Generalizing Correspondence Analysis for Applications in Machine Learning
This work addresses a bottleneck in applying CA to modern machine learning tasks, enabling broader use in fields like multi-view learning, though it is incremental in extending existing CA methods.
The paper tackles the scalability limitations of correspondence analysis (CA) for large, high-dimensional datasets by reformulating it as an information-theoretic problem involving principal inertia components, and demonstrates novel algorithms using deep neural networks to achieve unprecedented scale.
Correspondence analysis (CA) is a multivariate statistical tool used to visualize and interpret data dependencies by finding maximally correlated embeddings of pairs of random variables.
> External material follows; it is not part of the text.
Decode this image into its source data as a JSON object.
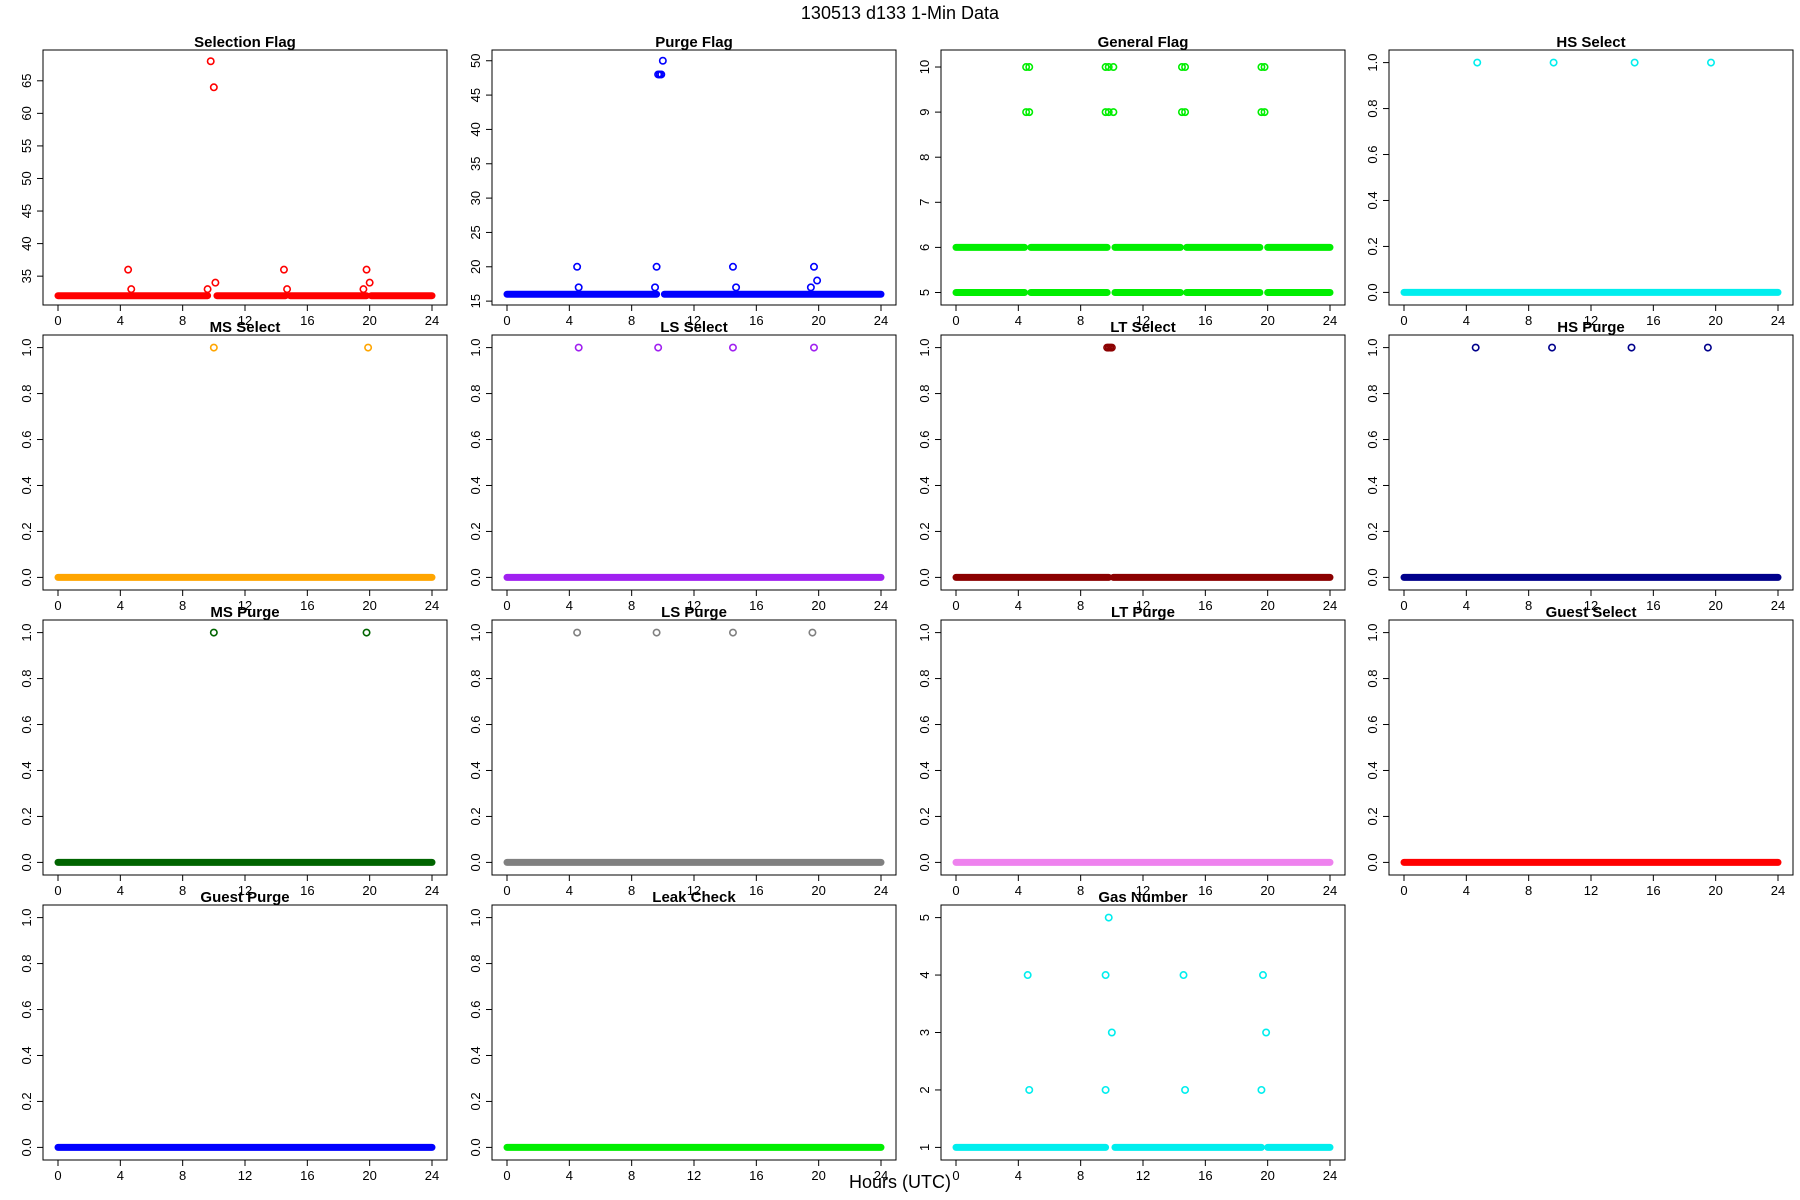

CA has found applications in fields ranging from epidemiology to social sciences; however, current methods do not scale to large, high-dimensional datasets. In this paper, we provide a novel interpretation of CA in terms of an information-theoretic quantity called the principal inertia components. We show that estimating the principal inertia components, which consists in solving a functional optimization problem over the space of finite variance functions of two random variable, is equivalent to performing CA. We then leverage this insight to design novel algorithms to perform CA at an unprecedented scale. Particularly, we demonstrate how the principal inertia components can be reliably approximated from data using deep neural networks. Finally, we show how these maximally correlated embeddings of pairs of random variables in CA further play a central role in several learning problems including visualization of classification boundary and training process, and underlying recent multi-view and multi-modal learning methods.